The Vos bought the house and regularly made their mortgage payments. But in early 2009 while the national economy was entering the worst downturn since the Great Depression, the family saw financial trouble looming and decided seek a loan modification in order to lower their monthly payments. They were turned down.
The Vos said that’s when they sought advice from Bank of America, the bank that was servicing their loan.
Mike Vos said that he remembers the conversation well: “They (Bank of America) said, ‘We can’t tell you to do this, we’re just giving you information on it.
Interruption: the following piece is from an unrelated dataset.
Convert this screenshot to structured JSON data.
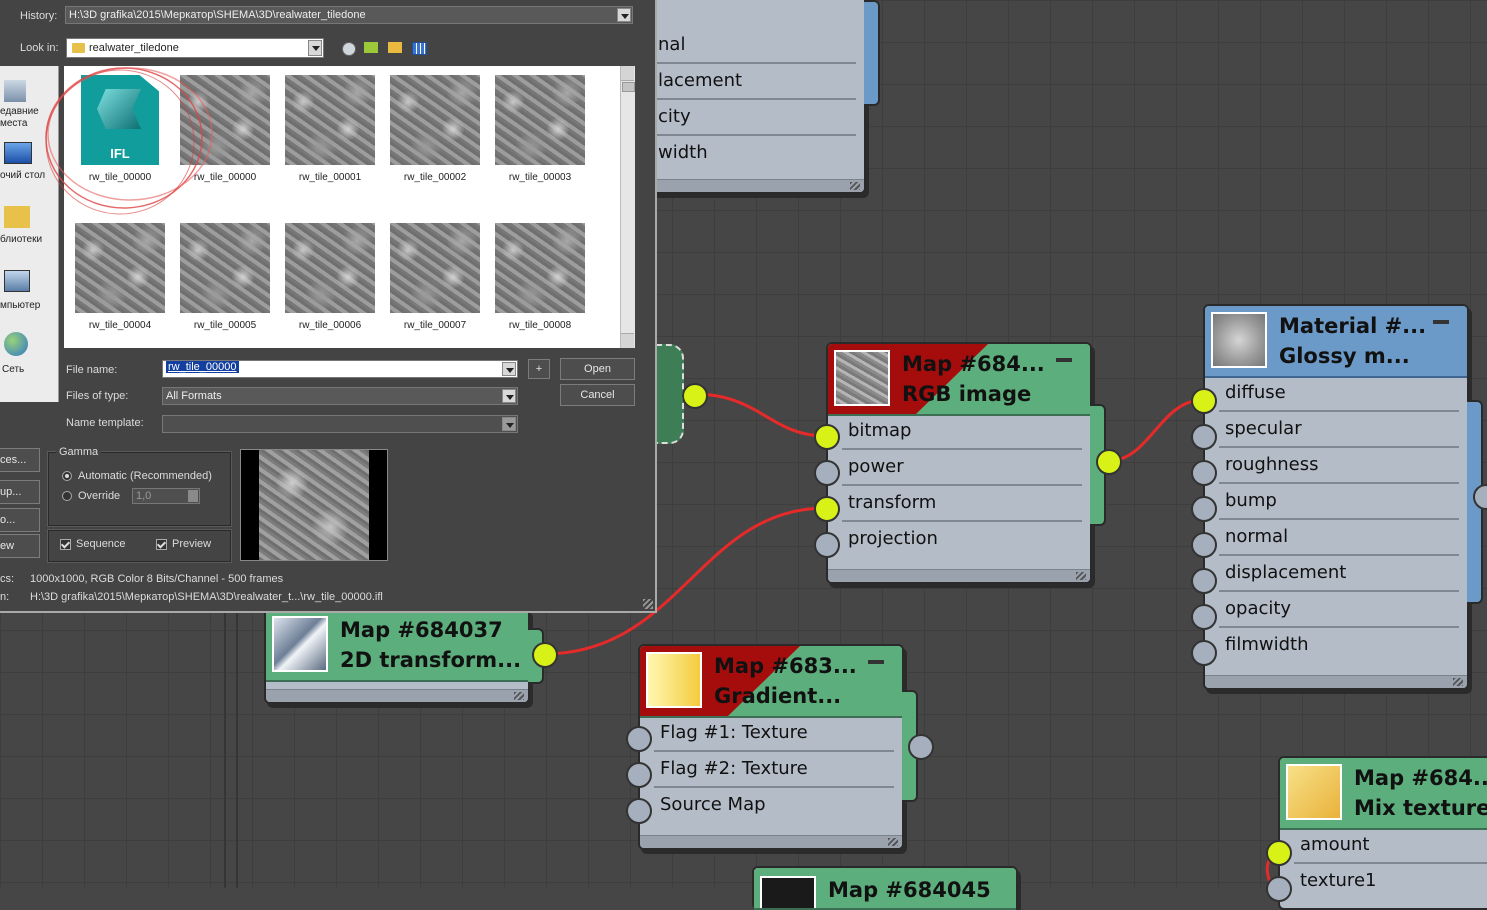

If you don’t make a payment for three months, it will show that you are in distress and you’ll be put at the top of the order to be able to be helped.’”
After hearing that advice, the Vos said they stopped making payments, and applied again for a loan modification. They said the process was overwhelming and confusing.
“It was this endless battle, it just seemed like, no matter what we couldn’t win,” Jamie Vos said. “We would send things in 30 times and when they finally did say they got it they would wait so long after that they would say the paperwork had expired and we needed to do it again.”
Jamie Vos said she would be on the phone with the bank for hours, but the next time she called there would be no record of the previous conversation.
On June 3, 2010, Bank of America denied their loan modification and the next day foreclosed and took possession of the Vos’ home.
The Vos said they pleaded with Bank of America to undo the foreclosure, noting that Mike’s income had improved and they could make their payments. A month later, they received word in an e-mail from Bank of America that the foreclosure sale had been rescinded. But later the bank said the sale was not rescinded and the foreclosure would stand.
For two years the Vos fought to have the foreclosure reversed. When they received a second eviction notice in 2012, they contacted the KING 5 Investigators. After KING 5 contacted Bank of America, Rick Simon, a spokesman for Bank of America Home Loans, sent a statement apologizing for how the case was handled and said it was unclear why the Vos’ foreclosure was not reversed in 2010. (Watch the 2012 KING 5 story.)
“I thought our prayers had been answered,” said Jamie Vos, “I thought it was finally an end to our fight. They had been exposed. They realized it and they were finally going to do what they were supposed to do in the first place.”
But it wasn’t over. In August 2012, Bank of America offered the Vos a trial loan modification but also said the family had to make mortgage payments for at least three months before the bank would rescind the foreclosure. The Vos said they didn’t trust the bank and refused to make the payments.
“Because our house was foreclosed on, it wasn’t in our name,” said Jamie Vos. “Bank of America still had the deed to our house. I don’t even know what we would have been making payments on. It makes no sense whatsoever to try to take payments on a house that is foreclosed on and they own it.”
The eviction notices started arriving again. Rick Simon told KING 5 that once the Vos turned down what the bank considered to be a “tremendous offer,” the bank had to move forward with the eviction.